L'humanité a réussi à atteindre une quasi-immortalité mais à force de manipulations génétiques elle a perdu la faculté de procréer et décline donc inexorablement. Parton est envoyé en mission dans le monde souterrain pour tenter de percer les secrets de la reproduction. Mais le monde souterrain est le monde des clones mutants qui sont prêts à se rebeller contre les créateurs du monde d'en-haut... Choses rares voir inédites, un générique d'une simplicité unique puisque Takahide Hori est seul maître à bord de A à Z. Il faut le voir pour le croire (conseillons de regarder la vidéo making-of ICI !), Takahide Hori a donc mis plus de 7 ans pour pouvoir tout faire, de la réalisation des décors au bruitage, de jouer les personnages au cadrage etc... allant jusqu'à emmagasiner plus de 140 000 vues ! L'artiste précise : "L'utilisation du stop-motion m'a semblé la bonne voie à suivre pour me lancer seul dans un projet de film de science-fiction dynamique et ludique, qui ne soit pas qu'une imitation du cinéma d'action hollywoodien. Je sais faire des décors, je dirige une société qui a par exemple dessiné les murs du Disneyland de Tokyo, avec un aspect usé réaliste. Et de par ma formation artistique, où j'ai appris le dessin et la sculpture, j'avais déjà fabriqué des figurines." Tout le travail accompli est d'ores et déjà assez inouï et mérite le respect le plus total et le résultat est impressionnant d'autant plus lorsqu'on pense aux sept années de fou vécues par cet artiste accompli.
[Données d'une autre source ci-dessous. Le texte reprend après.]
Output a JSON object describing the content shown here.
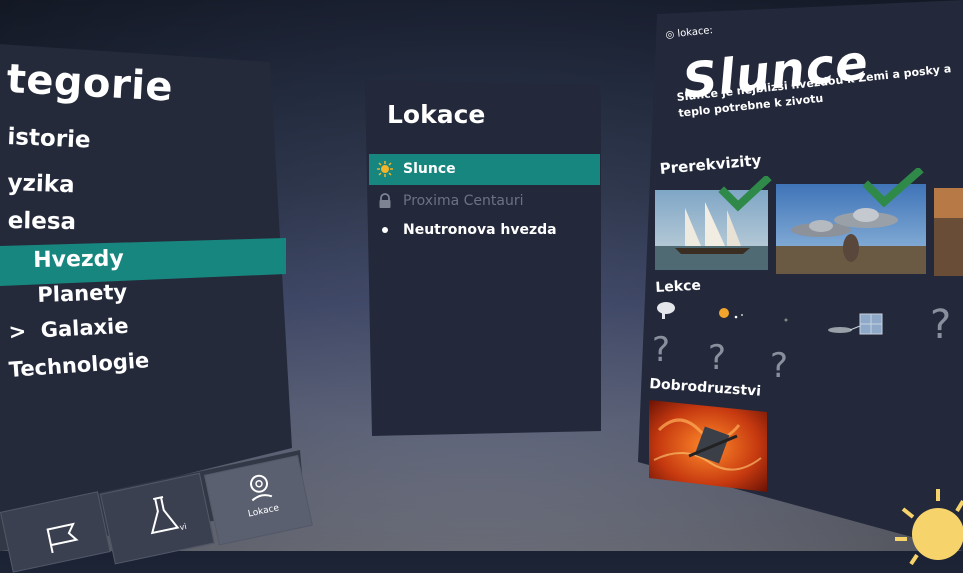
{
  "categories": {
    "title": "tegorie",
    "items": [
      {
        "label": "istorie"
      },
      {
        "label": "yzika"
      },
      {
        "label": "elesa"
      },
      {
        "label": "Hvezdy",
        "selected": true
      },
      {
        "label": "Planety"
      },
      {
        "label": "Galaxie",
        "prefix": ">"
      },
      {
        "label": "Technologie"
      }
    ],
    "tabs": [
      {
        "label": "",
        "icon": "flag-icon"
      },
      {
        "label": "vi",
        "icon": "flask-icon"
      },
      {
        "label": "Lokace",
        "icon": "location-pin-icon",
        "active": true
      }
    ]
  },
  "locations": {
    "title": "Lokace",
    "items": [
      {
        "label": "Slunce",
        "icon": "sun-icon",
        "selected": true
      },
      {
        "label": "Proxima Centauri",
        "icon": "lock-icon",
        "locked": true
      },
      {
        "label": "Neutronova hvezda",
        "icon": "dot-icon"
      }
    ]
  },
  "detail": {
    "location_label": "lokace:",
    "title": "Slunce",
    "description": "Slunce je nejblizsi hvezdou k Zemi a posky a teplo potrebne k zivotu",
    "prerequisites_heading": "Prerekvizity",
    "lessons_heading": "Lekce",
    "adventures_heading": "Dobrodruzstvi"
  },
  "colors": {
    "accent": "#17867e",
    "check": "#2f8a4a",
    "panel": "#23283a"
  }
}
Dès les premières minutes on se retrouve avec une multitude de références, qui ne vont cesser de nous titiller notre cinéphilie de la saga "Alien" (1979-1997) à "Blade Runner" (1982) de Ridley Scott en passant par le cinéma de David Cronenberg, Guillermo Del Toro ou de Alex Proyas voir même le film d'animation "Numéro 9" (2009) de Shane Acker. Esthétiquement on est dans la SF sale, de bouts de ficelles, de dystopie post-apocalyptique avec des effets visuels bluffant comme cet ersatz de Groot dans "Les Gardiens de la Galaxie" (2014) de James Gunn qui se métamorphose en arbre.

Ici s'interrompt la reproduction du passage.